I talk to the soil when we’re planting new lavenders. I talk to the plants when we take clippings and during harvest time. I think there’s a positive difference for crops when you’re more attentive and hands-on.”

Around us, bees are battling for room on the skinny lavender spikes and there are other signs of health: rotund lavender bushes, ladybirds and new growth.

Alejandro manages crops of French lavender, Grosso lavender and, to a lesser extent, Royal Velvet on the farm. The perfume they give off is a honeyed, miscible one, which quickly becomes part of the air, your skin and clothes even after just an hour in the field. The local name for French lavender is lavanda dulce – sweet lavender – and that’s right to the point. The climate in La Colorada is hot and it brings out the best from both lavender and rosemary, which the project grows as a secondary crop.

At the farm there are workrooms for distilling oils and drying lavender spikes, but the principal work at this time of the year is in the field. Small teams are planting new lavenders in between more mature rows and others are pulling up quelite weeds competing for space with the crops. Edgar Cano Domenzain is watering young cuttings in the shade house, resplendent in an un-peaked baseball cap, and engineering work is going on inside the distillation room to fire up the still.

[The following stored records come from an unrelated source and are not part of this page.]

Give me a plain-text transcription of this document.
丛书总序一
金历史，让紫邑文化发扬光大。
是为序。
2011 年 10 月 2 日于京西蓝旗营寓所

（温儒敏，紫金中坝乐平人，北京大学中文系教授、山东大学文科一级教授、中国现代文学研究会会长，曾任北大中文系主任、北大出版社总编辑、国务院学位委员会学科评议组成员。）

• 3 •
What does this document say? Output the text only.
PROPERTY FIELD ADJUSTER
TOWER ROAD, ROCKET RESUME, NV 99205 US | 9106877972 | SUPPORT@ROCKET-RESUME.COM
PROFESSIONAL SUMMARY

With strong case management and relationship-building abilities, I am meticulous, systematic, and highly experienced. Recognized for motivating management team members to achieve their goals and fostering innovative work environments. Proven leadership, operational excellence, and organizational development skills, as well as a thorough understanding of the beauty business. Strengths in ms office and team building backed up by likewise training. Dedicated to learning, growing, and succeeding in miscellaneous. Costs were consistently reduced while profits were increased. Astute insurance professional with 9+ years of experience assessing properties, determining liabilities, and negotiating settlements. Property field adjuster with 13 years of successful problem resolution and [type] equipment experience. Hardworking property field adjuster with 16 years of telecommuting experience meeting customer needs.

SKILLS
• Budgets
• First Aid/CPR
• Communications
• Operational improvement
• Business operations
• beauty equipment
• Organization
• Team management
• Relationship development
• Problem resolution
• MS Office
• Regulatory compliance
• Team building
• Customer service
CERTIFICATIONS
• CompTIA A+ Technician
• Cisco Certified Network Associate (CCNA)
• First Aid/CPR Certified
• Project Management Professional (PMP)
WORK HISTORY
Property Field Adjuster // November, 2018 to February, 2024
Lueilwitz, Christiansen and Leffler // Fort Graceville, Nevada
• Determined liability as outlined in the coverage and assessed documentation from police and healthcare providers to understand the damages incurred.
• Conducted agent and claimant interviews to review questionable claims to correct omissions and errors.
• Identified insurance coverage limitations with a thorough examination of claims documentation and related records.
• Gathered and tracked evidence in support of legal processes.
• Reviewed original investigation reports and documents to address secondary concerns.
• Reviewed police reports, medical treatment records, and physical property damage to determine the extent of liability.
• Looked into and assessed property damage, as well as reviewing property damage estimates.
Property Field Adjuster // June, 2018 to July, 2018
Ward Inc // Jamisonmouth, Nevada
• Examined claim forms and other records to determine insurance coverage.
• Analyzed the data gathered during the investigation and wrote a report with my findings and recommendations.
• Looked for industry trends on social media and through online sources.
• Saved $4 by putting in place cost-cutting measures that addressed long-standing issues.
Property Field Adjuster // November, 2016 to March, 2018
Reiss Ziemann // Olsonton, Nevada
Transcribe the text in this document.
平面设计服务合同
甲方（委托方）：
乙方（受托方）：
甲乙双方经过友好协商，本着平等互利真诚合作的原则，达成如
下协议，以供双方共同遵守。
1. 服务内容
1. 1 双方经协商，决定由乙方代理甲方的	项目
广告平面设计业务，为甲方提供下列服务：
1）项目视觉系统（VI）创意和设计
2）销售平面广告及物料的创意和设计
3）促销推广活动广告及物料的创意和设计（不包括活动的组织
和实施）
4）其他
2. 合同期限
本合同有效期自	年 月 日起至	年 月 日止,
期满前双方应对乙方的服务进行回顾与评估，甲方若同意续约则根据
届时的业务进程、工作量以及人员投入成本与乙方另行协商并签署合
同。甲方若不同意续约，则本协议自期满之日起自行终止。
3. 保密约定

To own your land – to own your project – that naturally brings out enthusiasm and commitment in all of us,” says Alejandro, beginning to grin. “I work six days a week with lavender and on Sundays I go to the football and have a beer.”

From the farm, work moves to the Taller de Lavanda. It’s a brightly painted building that’s become an axis for a good number of locals. Work happens here by hand. In one room large blocks of soap are being cast from hot, liquid mixes and, in another, hardened, rectangular blocks are cut into hearts. Next door in the sewing room women are embroidering cotton eye masks and travel pillows that will ultimately be stuffed with lavender petals and flaxseed. In the middle of all this is a library and banks of computers, which kids from the community can use after school. The smell of lavender here in the workshop is more concentrated – more dense – than out in the field.

Lucia Trejo spends her workdays at the Taller. For the moment her eyes are on the liquid soap being poured into three wooden moulds. “This soap is destined for the Rosewood Hotel in San Miguel de Allende,” she tells me as she works. “We provide the hotel with a range of products on a monthly basis, everything from individual room soaps to spa products.” The Rosewood is no ordinary client to have on your books. It’s a luxurious destination in a city that was named the World’s Best by Condé Nast Traveler in 2013. So it’s only natural that a night in the Rosewood Suite – with sweeping views of San Miguel’s dusty pink churches and sunsets – comes with a bar or two of Guanajuato’s finest jabon de lavanda.

“Our relationship with the Rosewood and other hotels in San Miguel de Allende came about by word of mouth,” Alenjandro tells me. “We’ve been invited to participate in quite a few weekly markets in places like San Miguel and Querétaro. People come across our products and then more relationships slowly start to take shape.” Poco a poco, he says in Spanish, perhaps reflecting on the way lavender grows, oils are distilled, seasons change and communities rebuild themselves from within.